Eating disorders

What are eating disorders?

When a person develops an unhealthy attitude towards food that causes them to drastically change their behaviour and diet, this is known as an eating disorder.

Around 1.6m people in the UK are estimated to be affected by eating disorders. While it is more common for young women to develop eating disorders, people from all genders, backgrounds, ethnic groups and ages can be affected.

There are many forms of eating disorder, but the most common are binge eating disorder (BED), bulimia and anorexia.

  • People with BED regularly eat what most people would consider to be unusually large amounts of food in a short time and feel out of control when doing so. This is often called bingeing.
  • People with bulimia also binge on food, but they will then get rid of the food they have eaten (sometimes called purging) by making themselves vomit or by using laxatives.
  • People with anorexia severely restrict the amount of food they eat, often eating less than they need to stay healthy. They can become very focused on their weight and body shape.

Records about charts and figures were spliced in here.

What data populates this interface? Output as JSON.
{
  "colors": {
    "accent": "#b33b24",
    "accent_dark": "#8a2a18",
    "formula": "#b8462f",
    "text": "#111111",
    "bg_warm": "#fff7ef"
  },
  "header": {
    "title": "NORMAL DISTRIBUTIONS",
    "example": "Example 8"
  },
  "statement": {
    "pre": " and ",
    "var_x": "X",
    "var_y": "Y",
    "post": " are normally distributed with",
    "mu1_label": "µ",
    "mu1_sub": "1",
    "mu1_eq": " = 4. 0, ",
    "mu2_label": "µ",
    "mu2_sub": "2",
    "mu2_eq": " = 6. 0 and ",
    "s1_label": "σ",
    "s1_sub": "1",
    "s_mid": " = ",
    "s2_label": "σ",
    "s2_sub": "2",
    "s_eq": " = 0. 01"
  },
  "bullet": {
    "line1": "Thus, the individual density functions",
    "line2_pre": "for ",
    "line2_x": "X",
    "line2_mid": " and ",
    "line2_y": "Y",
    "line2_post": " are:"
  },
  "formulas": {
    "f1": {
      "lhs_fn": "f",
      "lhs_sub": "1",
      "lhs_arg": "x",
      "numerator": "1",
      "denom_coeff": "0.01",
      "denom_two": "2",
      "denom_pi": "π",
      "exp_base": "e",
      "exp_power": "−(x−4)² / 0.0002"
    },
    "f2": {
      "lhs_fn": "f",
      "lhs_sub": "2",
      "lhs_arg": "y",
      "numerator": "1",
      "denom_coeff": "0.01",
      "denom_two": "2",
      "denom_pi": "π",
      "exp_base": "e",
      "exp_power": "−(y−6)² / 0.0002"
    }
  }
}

They can have a significant impact on a person’s health and quality of life.

The causes of eating disorders are complicated, but research suggests that our life experiences, our psychological state and our genetics all play a part.

Getting help

The physical effects of eating disorders can be serious so it is important for people affected by them to get help.

The first step towards getting help with an eating disorder is to speak to your GP. Approaching your doctor, either for yourself or someone you care about, can seem like a daunting task. You may feel embarrassed or guilty, or that you’re wasting their time. Don’t let these things put you off talking to your GP and asking for help – that’s what they’re there for.

It’s quite common for a person with an eating disorder to feel that they don’t want or need help, as the condition can seem like it is integral to them as a person. For example, if someone believes they need to lose weight, they may feel that purging helps them to do this, despite the negative effect this may have on their physical and emotional wellbeing. Your doctor will understand this, and it’s ok for you to mention that you feel this way.

Your doctor may use a series of questions to help assess whether or not you are suffering from an eating disorder. It’s important to note that their diagnosis won’t just be based on these questions, and you don’t have to say yes to all of them to be diagnosed with having an eating disorder.

Think about your answers to these questions before you visit your GP – it could help to make the conversation easier:

  • Do you make yourself sick because you feel uncomfortably full?
  • Do you worry you have lost control over how much you eat?
  • Have you recently lost more than one stone (6kg) in a 3 month period?
  • Do you believe yourself to be fat when others say you are too thin?
  • Would you say that food dominates your life?

What happens after you speak to your doctor will depend on your needs. In some cases your GP will treat you themselves, but if they think that you need specialist help, you may be referred to mental health services. You may be referred to a specialist eating disorders service if your GP thinks this is necessary.

Treatments for eating disorders

Everyone experiences eating disorders differently, so treatment is based around each person’s needs. For some people the first step may be to follow a self-help programme, possibly with encouragement and support from a health professional.

There are also different types of talking treatments available for eating disorders depending on your needs. For example, some people benefit from undertaking cognitive behavioural therapy (CBT) or Interpersonal Therapy (IPT).

CBT is a type of counselling that helps a person to understand and change the way they think and behave. IPT counselling focuses on issues with interpersonal relationships. Both of these forms of therapy can be considered for people who feel ready to start making changes to their eating pattern.

Other forms of therapy are helpful in other circumstances, and these options will be explored collaboratively with you.

Treatment may also involve careful monitoring of your physical health.

People with bulimia or binge eating disorder and those that have problems with other conditions such as depression or anxiety may be prescribed medication, but this is not usually the case with anorexia.

Tips for people with eating disorders
  • Asking for help can be very difficult. Talk to someone you can trust, whether it’s a parent, a teacher or a good friend. Speaking to your doctor will be easier with their support
  • Recovering from an eating disorder is not easy, and it can take time. Try not to be hard on yourself if you suffer a setback
  • Try to keep doing the things you are interested in, like your hobbies or seeing friends. This can help keep your mind off negative thoughts and habits
  • Learn as much as you can about eating disorders. There are lots of books on the subject, and sources of useful information online (see the list included in this leaflet)
  • It can be helpful to know that you’re not alone. You can find support groups online – BEAT, the eating disorder charity, run online communities for all ages and for carers and families.
Tips for partners, families and carers
  • If someone you care about confides in you about their eating disorder, try not to get angry or upset with them. It can be very hard to ask for help so be supportive and try to understand
  • Ask your loved one what they do and don’t find helpful, as everyone is different
  • Try and keep them included in social activities, even if they don’t always take up the invitation
  • Avoid making comments about weight or looking ‘healthier’
  • Patience is very important. A person with an eating disorder might not always be open to help. This can be difficult to deal with, but remember it’s the illness talking, not the person.